Ford's Moving Assembly Line Turns 100
Time was, transporting car bodies for assembly at the manufacturing plant required horsepower — not the unit of energy an engine exerts, mind you, but actual horses making large deliveries.
A century ago — on Oct. 7, 1913 — an innovation at Ford Motor Co.'s facility in Highland Park, Mich., not only revolutionized the car-building process but helped change the landscape of the nation forever: the moving assembly line.
The first car to roll off the line 100 years ago next week was the Model T, which had debuted five years earlier as part of Henry Ford's goal of bringing the automobile to the masses. Despite those egalitarian aspirations, the Model T remained too pricey for the majority of Americans to afford. With the efficiencies and cost savings resulting from the moving assembly line passed on to the consumer, Model T prices dropped from $600 in 1912 to $360 by 1916, and even more in subsequent years as automated assembly improved.

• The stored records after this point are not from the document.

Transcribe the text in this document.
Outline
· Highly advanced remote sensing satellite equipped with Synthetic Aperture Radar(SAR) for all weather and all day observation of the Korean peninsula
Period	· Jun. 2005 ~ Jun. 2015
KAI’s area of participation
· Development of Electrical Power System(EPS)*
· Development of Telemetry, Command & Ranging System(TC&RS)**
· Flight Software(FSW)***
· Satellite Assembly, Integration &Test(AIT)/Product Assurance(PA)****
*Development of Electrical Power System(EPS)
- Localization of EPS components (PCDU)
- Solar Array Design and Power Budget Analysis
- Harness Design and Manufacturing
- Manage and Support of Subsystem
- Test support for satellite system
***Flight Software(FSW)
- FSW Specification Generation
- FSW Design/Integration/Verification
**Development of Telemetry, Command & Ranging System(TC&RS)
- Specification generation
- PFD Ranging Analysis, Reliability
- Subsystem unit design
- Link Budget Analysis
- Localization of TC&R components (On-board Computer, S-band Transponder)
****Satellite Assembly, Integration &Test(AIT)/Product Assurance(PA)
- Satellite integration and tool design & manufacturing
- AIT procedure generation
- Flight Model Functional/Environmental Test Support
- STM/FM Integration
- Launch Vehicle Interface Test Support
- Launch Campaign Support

"By bringing the work to the men, Ford engineers managed to smooth out differences in work pace," according to the automaker. "They slowed down the faster employees and forced slower ones to quicken their pace. The results of mass production were immediate and significant."
Before moving assembly, teams of workers put cars together one at a time atop sawhorses, rotating from one station to another, with the chassis remaining in the same place until completion; frequent late parts deliveries caused traffic jams of workers trying to complete their portion of the process, resulting in production delays, the automaker stated. Consulting experts from varying backgrounds, Henry Ford's development team combined the influences of industries like canning, brewing and steelmaking to create the world's first moving assembly line. The first incarnation used a winch and a rope (later a chain) stretched across 150 feet of an open space on the factory floor, along which 140 assembly workers were stationed, installing different components as the chassis was dragged across the floor.
Although crude, that landmark line would result in man hours for final assembly plummeting by three-quarters to just three hours; by the following year that elapsed time dipped to 90 minutes, thanks to the advent of the power-drive "endless" conveyor system. At its peak of production, a Model T was being built every 24 seconds. By 1916, Ford's Model T output had spiked to more than 585,000 — about seven times the number built in 1912. By 1927, Ford had produced more than 15 million of the affordable Model T — nearly half the world's cars at the time — which, according to History.com, spurred a migration from the farm to the big city along with widespread industrial innovation in the U.S.
"Henry Ford believed that a company should make more than just profits, that it also should make people's lives better. To do that, he believed in the power of innovation — finding new ideas and better ways of doing things," the automaker said in a statement.